The other day during the Africa Children Summit 2025, I was listening to children from Malawi during a breakout room session. They were discussing their experiences with school — but what came out wasn’t about books or lessons or playtime. It was about pain. About fear. About surviving in places that are meant to be safe.
And in that moment, I realised something that stayed with me: violence in schools is not always loud. Sometimes, it whispers. Sometimes, it hides in plain sight. And sometimes, we’ve normalized it so much, we no longer see it for what it truly is — violence.
We tend to think of violence in classrooms as beatings or physical punishment. But it’s so much more than that. It’s when a child is denied access to education simply because they cannot afford fees or don’t have a uniform. It’s when a girl is laughed at for bleeding through her skirt and then stays home for a week every month. It’s when a boy is mocked because he can’t afford lunch and is called names until he refuses to return.
It’s the trauma children are carrying, often in silence.
Our schools, which should be spaces of hope and healing, are turning into sites of quiet suffering. They are places where inequality, poverty and discrimination collide and children are left to pick up the pieces.
We call education a right, yet for many children in Africa, it’s treated like a privilege. Poverty, stigma, and gender-based barriers — from unpaid fees to early pregnancy — push children, especially girls, out of classrooms. Add to that the daily threat of violence and harmful stereotypes, and school becomes a place of silence, shame and invisible wounds.

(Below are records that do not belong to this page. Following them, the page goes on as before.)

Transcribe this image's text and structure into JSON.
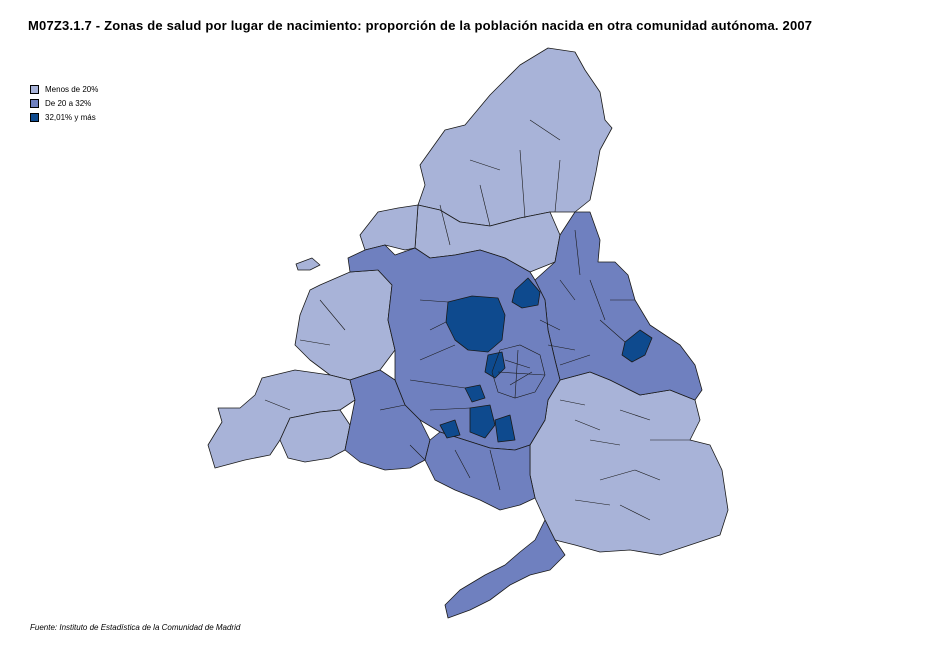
{
  "title": "M07Z3.1.7 - Zonas de salud por lugar de nacimiento: proporción de la población nacida en otra comunidad autónoma. 2007",
  "legend": {
    "items": [
      {
        "label": "Menos de 20%",
        "color": "#a8b3d8"
      },
      {
        "label": "De 20 a 32%",
        "color": "#6f80bf"
      },
      {
        "label": "32,01% y más",
        "color": "#0e4a8e"
      }
    ]
  },
  "map": {
    "region": "Comunidad de Madrid",
    "unit": "Zonas de salud",
    "border_color": "#1a1a1a"
  },
  "source": "Fuente: Instituto de Estadística de la Comunidad de Madrid"
}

Poverty creates a vicious cycle. Children from low-income families often miss school, are pushed into labor, and face violence at home or school. With days spent fetching water, working, or caring for siblings, it’s unrealistic to expect them to focus in class. When they do attend, tired and distracted, they’re often punished or labelled as failures. This emotional harm damages their self-esteem. Many children face immense pressure from poverty, abuse, and discrimination, yet there are few outlets to cope or heal. Some fall into depression, while others lose hope altogether.

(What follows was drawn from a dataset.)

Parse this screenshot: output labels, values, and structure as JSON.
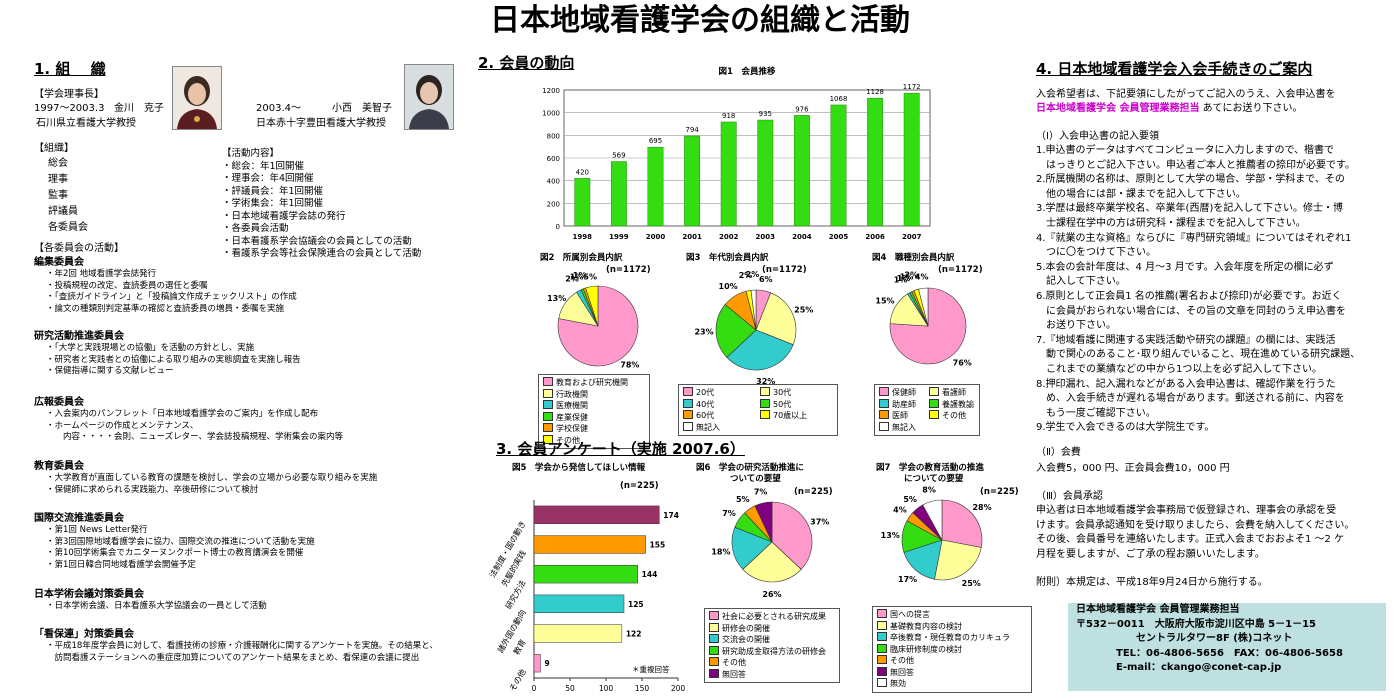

What we are seeing is a failure of the system. But more than that, it’s a failure of empathy. A failure to prioritise our children’s well-being beyond academics. A failure to create positive school cultures where kindness, care and safety are non-negotiable.
Every child should feel they belong. They need schools where their background doesn’t determine how they are treated. Where gender doesn’t dictate opportunity. Where every teacher understands that their job is not just to educate but to protect and to nurture.
Oh, let us draft the policies. Let us design the perfect framework for a better school culture — inclusive, safe, nurturing. And yes, of course we can. We have the brains, the language, the ambition.
But the real question is: are we practising it? Or, even more honestly, are we ready to practice it?
Policies without action are just ink on paper. Schools can hang charters of children’s rights on the wall, but if those rights are not lived out in the classrooms, in the hallways and in the hearts of every adult interacting with a child — then we’ve failed before we even began.
People often say that change starts with one person. That sounds poetic. But I say real change begins when that one person dares to act differently — even when it’s hard, even when it’s unpopular.
It means teachers who go beyond the curriculum to understand the pain behind a child’s silence. It means training every educator — not just in academics, but in child protection, mental health, trauma-informed care and empathy. It means placing trained counselors in schools, not as an afterthought, but as a necessity. Because children need more than discipline — they need safe spaces to feel, to speak, to heal.
It means breaking the generational culture of silence — the one that says, “Oh hush,” “Toughen up,” “It’s normal,” or “That’s weakness.”
And yes, it means properly funding education — because we can’t talk about equity while children face exclusion, overcrowded classes and schools lacking basic necessities like water, toilets or safe transport. A positive school culture can’t grow on broken foundations.
The children are not asking for miracles. They are asking for dignity. They are asking to be safe.
The African Children Summit Outcome Statement makes it clear: children are demanding an end to violence, to discrimination, to the injustice of being treated as anything less than worthy. And their voices must not just be heard — they must be acted upon.
Because the price of poverty should never be a broken child.